The final moments of Fences are pretty darn awesome. On the day of Troy's funeral, his brother Gabriel returns to open the gates of heaven for him...and succeeds. Gabriel suffered a head wound during World War II and now has a metal plate in his head. The man thinks he is the archangel Gabriel. Throughout the play he's gone around talking about judgment day. Gabriel always carries around a trumpet and says St. Peter told him to blow the horn when it's time to open heaven's gates for the day of judgment.
So Gabriel decides that the day of his brother's funeral is the day of judgment for everybody.

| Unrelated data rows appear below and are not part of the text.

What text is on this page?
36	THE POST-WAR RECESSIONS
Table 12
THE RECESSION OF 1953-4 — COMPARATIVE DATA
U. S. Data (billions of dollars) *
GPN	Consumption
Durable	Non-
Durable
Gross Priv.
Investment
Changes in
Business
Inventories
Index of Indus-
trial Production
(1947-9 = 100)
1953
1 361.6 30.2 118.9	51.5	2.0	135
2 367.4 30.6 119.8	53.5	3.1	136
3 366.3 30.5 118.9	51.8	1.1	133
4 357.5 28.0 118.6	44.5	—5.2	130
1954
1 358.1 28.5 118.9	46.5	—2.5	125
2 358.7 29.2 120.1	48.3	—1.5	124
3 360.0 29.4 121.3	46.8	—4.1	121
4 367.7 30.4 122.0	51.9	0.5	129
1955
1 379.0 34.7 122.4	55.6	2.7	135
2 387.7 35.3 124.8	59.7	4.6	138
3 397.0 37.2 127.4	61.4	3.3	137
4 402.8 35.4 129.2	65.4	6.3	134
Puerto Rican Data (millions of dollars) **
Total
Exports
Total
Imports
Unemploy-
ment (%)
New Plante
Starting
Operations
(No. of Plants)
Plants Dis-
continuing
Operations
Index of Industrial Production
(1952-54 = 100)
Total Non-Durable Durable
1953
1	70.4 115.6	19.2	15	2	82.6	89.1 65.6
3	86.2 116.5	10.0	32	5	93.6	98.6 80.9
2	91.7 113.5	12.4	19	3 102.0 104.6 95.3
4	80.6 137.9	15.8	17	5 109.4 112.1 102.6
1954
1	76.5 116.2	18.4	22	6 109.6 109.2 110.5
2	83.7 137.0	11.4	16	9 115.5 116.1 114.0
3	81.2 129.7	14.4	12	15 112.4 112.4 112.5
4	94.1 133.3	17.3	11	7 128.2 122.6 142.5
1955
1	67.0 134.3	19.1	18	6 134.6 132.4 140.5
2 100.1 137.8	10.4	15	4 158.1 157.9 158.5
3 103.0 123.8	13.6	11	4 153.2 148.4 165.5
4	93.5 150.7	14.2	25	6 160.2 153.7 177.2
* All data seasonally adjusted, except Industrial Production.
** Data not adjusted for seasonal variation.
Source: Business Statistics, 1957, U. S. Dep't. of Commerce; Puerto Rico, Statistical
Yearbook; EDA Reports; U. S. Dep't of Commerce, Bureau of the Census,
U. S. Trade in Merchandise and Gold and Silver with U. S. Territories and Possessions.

He triumphantly raises the trumpet to his mouth and blows as hard as he can. Sadly, nothing comes out. Stage directions tell us that "There is a weight of impossible description that falls away and leaves him bare and exposed to a frightful realization" (2.5.113). We're not told exactly what this realization might be, but we suspect Gabriel may have just realized that he's not actually an angel.
Then an amazing and beautiful thing happens. We're told that Gabriel begins "A slow, strange dance, eerie, and life-giving. A dance of atavistic signature and ritual" (2.5.113). Whoa, big word alert! In case you didn't know, "atavistic" means "reverting to or suggesting the characteristics of a remote ancestor or primitive type" ( source). The word "primitive," and even "atavistic," can have offensive or racist connotations when it refers to race. But we don't think Wilson means anything like that, we think he means something closer to "the return of a trait or recurrence of a previous behavior after a period of absence" (source). So what makes this strange dance so atavistic?
Of course, the play doesn't say specifically, so we can only speculate. However, our theory is that the behavior refers to Gabriel's essential African-ness. Notice that in his mind he has become a Christian figure – the archangel Gabriel. He spends his days lost in a fantasy world based on Christian figures and places, like St. Peter and Heaven. It's important to note, though, that when Africans were first brought to America as slaves they weren't Christian. They had a diverse background of beliefs that were completely separate from the European Christian tradition of their white slave masters. Over time, many of these tribal rituals and beliefs were lost as the slaves were indoctrinated into European culture.
When Gabriel's trumpet fails to make a sound, you could interpret it as Christianity itself failing him. When Gabriel begins his dance, he reaches within himself and finds a dance hidden inside him, a dance buried by centuries of white oppression. This idea that African Americans should reach beyond the Christian tradition they grew up in and find the strength of their African-ness is found in many of Wilson's plays. In The Piano Lesson, for example, a woman calls on the sprits of her ancestors to exorcise a ghost when the local preacher's attempt fails. In Joe Turner's Come and Gone, a man exorcises his personal demons by ritualistically reliving the middle passage, which took some many slaves across the Atlantic.
Gabriel caps off his tribal dance with a wild and howling song. By the time he's finished, we're told that the "the gates of heaven stand open as wide as God's closet" (1.5.113). It looks like Gabriel has opened the way for his brother by finding the place in himself that's still connected in some instinctual way to Africa. It's quite powerful that Wilson chooses to end his mostly realistic play with this moment of magic. In the play's final seconds, the characters reach beyond their hard-scrabble lives and briefly touch the divine.